A review by paulabrandon
The Killing Room by Richard Montanari

3.0

Kevin Byrne and Jessica Balzano must track a serial killer who is staging their crime scenes in abandoned churches in Philadelphia. The book's blurb on the back gives away the details of most of the killings! Meanwhile, Kevin has joined a program to act a "big brother" type to underprivileged boy Gabriel Hightower.

I have always been a long fan of the serial killer thriller, really getting into the genre when I started reading Tess Gerritsen and Karin Slaughter. However, as time has worn on, many of them stopped becoming serial killer thrillers, and instead dry, boring police procedurals. Particularly the British ones! They were all the same! However, American offerings seemed to avoid the usual Britsh tropes: characters only existing to discover a dead body, a lead detective with a haunted past, a subordinate or a boss trying to undermine, and a pesky journalist seeking either fame or obsessively trying to crucify the lead detective in the media.

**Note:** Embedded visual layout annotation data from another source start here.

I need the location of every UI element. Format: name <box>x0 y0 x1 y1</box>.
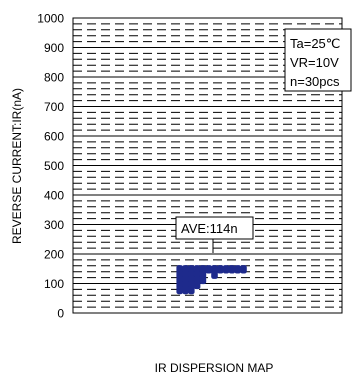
y-tick-label: 600 <box>44 130 64 144</box>
points-layer <box>176 265 247 295</box>
data-point <box>205 265 212 274</box>
plot-frame <box>72 17 343 314</box>
legend-sample-count: n=30pcs <box>290 74 340 89</box>
y-tick-label: 0 <box>57 307 64 321</box>
y-axis-title: REVERSE CURRENT:IR(nA) <box>10 88 24 244</box>
average-label: AVE:114n <box>181 221 238 236</box>
y-tick-label: 700 <box>44 100 64 114</box>
data-point <box>188 285 195 295</box>
data-point <box>182 285 189 295</box>
y-tick-label: 200 <box>44 248 64 262</box>
data-point <box>217 265 224 274</box>
data-point <box>199 275 207 285</box>
ticks-layer: 0 100 200 300 400 500 600 700 800 900 1000 <box>37 12 64 321</box>
data-point <box>193 280 201 290</box>
y-tick-label: 900 <box>44 41 64 55</box>
data-point <box>240 265 247 274</box>
y-tick-label: 1000 <box>37 12 64 26</box>
average-annotation: AVE:114n <box>175 216 254 253</box>
data-point <box>222 265 230 274</box>
legend-box: Ta=25℃ VR=10V n=30pcs <box>284 28 352 92</box>
data-point <box>176 285 183 295</box>
chart-title: IR DISPERSION MAP <box>155 361 274 375</box>
data-point <box>211 270 218 279</box>
average-label-box <box>175 216 254 240</box>
legend-temperature: Ta=25℃ <box>290 36 340 51</box>
y-tick-label: 400 <box>44 189 64 203</box>
y-tick-label: 100 <box>44 277 64 291</box>
y-tick-label: 500 <box>44 159 64 173</box>
legend-voltage: VR=10V <box>290 55 339 70</box>
y-tick-label: 300 <box>44 218 64 232</box>
data-point <box>234 265 241 274</box>
data-point <box>228 265 236 274</box>
y-tick-label: 800 <box>44 71 64 85</box>
legend-rect <box>284 28 352 92</box>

Unfortunately, The Killing Room decided to go with the pesky journalist subplot BIG TIME. A lot of plot space is wasted on Shane Adams, who is following Kevin Byrne around, and attempts to shame him on the news. And, ultimately, this plot doesn't go anywhere. By the end of the book, I couldn't figure out what Shane was doing in the story. He does not serve any purpose! HE DOES NOT NEED TO BE THERE!

I hate the pesky journalist trope. Hate it, hate it, hate it. When it kept cropping up here, I abandoned the book for several days at a time. I was just NOT interested. And persisting with it didn't even pay off. Shane served no purpose to the plot at all.

This is 2.5 rounded up to 3. It's a credit to the book that it still reads well, and the plot is constructed very cleverly. Aside from bloody Shane Adams, several subplots tie into the main action in surprising and suspenseful ways. The killer has an interesting backstory (although the religious mania angle is getting a bit old, and had already been explored in The Rosary Girls, the first book in this series.) Kevin Byrne and Jessica Balzano are smart, likeable protagonists that don't come with the ridiculous backstories that British crime novel protagonists seem to.

If only all of that stupid pesky journalist subplot rubbish had been excised from this, The Killing Room could have been an above average, memorable serial killer thriller.